It’s the med techs, nurses, schedulers and physician’s assistants that make this deal a whole lot easier to swallow than it might otherwise be. They’ve got situations and issues of their own without a doubt, but you would never know it.
Take Ray. He’s the med tech at our local cancer center that takes Tom’s blood labs every two weeks and flash faxes them over to Mayo. The luck of the draw got us to Ray the first time we went in. Let’s see, that would have been June 26, just about one month ago.
Ray’s not young, not old, with blue highways of experience in his calm, dark eyes. He retired from a career in the Navy, did a high wire act in real estate before everybody crashed with or without a net, then went back to school for his med tech certificate. Ray is kind and he is careful. Checks everything twice. Gives you the feeling he knows his bit of the interlocking puzzle is a corner piece. And he’s right. These periodic blood labs let Tom’s Mayo docs assess whether he is ready for the next treatment cycle.

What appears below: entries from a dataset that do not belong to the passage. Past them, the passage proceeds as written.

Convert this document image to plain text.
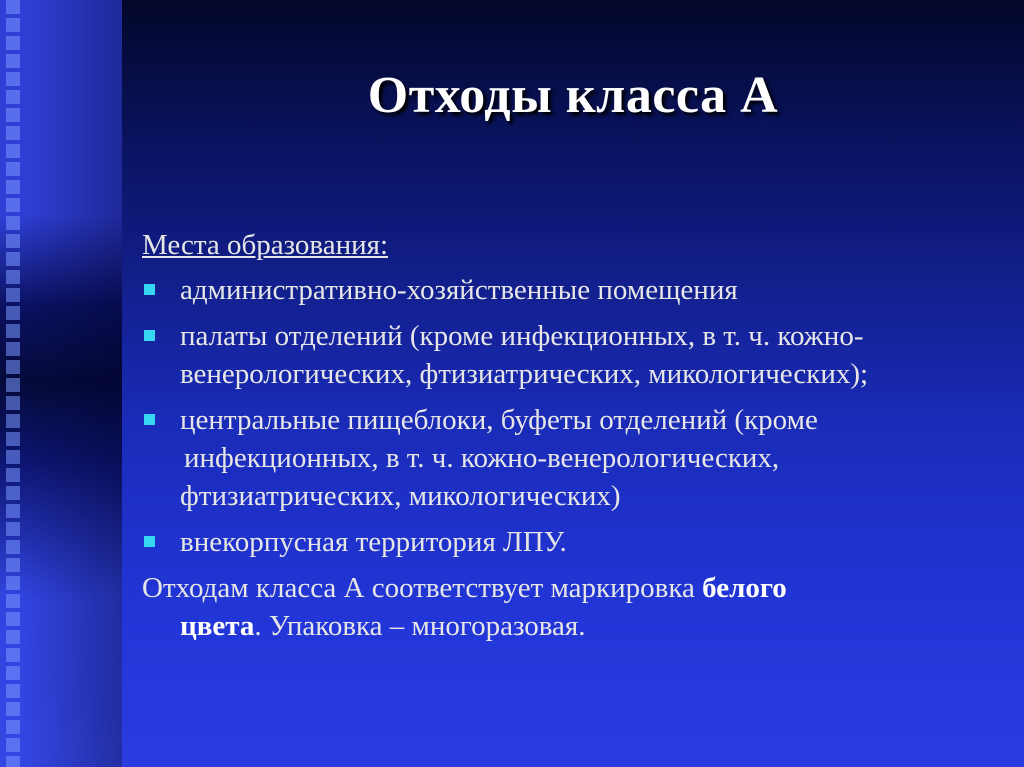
Отходы класса А

Места образования:

административно-хозяйственные помещения
палаты отделений (кроме инфекционных, в т. ч. кожно-венерологических, фтизиатрических, микологических);
центральные пищеблоки, буфеты отделений (кроме
инфекционных, в т. ч. кожно-венерологических, фтизиатрических, микологических)
внекорпусная территория ЛПУ.
Отходам класса А соответствует маркировка белого
цвета. Упаковка – многоразовая.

Ray uses a winged infusion set , sometimes called a butterfly needle. Tom thinks of it as a dragonfly, because its proboscis dips delicately into his blood, sure and unquivering, even while it fills several vials. The technology, along with Ray’s steady hand, results in no bruising or discomfort.
After the first blood-letting, we asked Ray if he would be available to do this every time. “Sure,” he said with a smile that put lights in his eyes. “Just ask for the guy.” We must have looked confused. He waved a hand at the other blood-letting stations in two rows around the small room. Sure enough, all the other med techs were female. He’s “the guy,” and we’re grateful to have him on the team.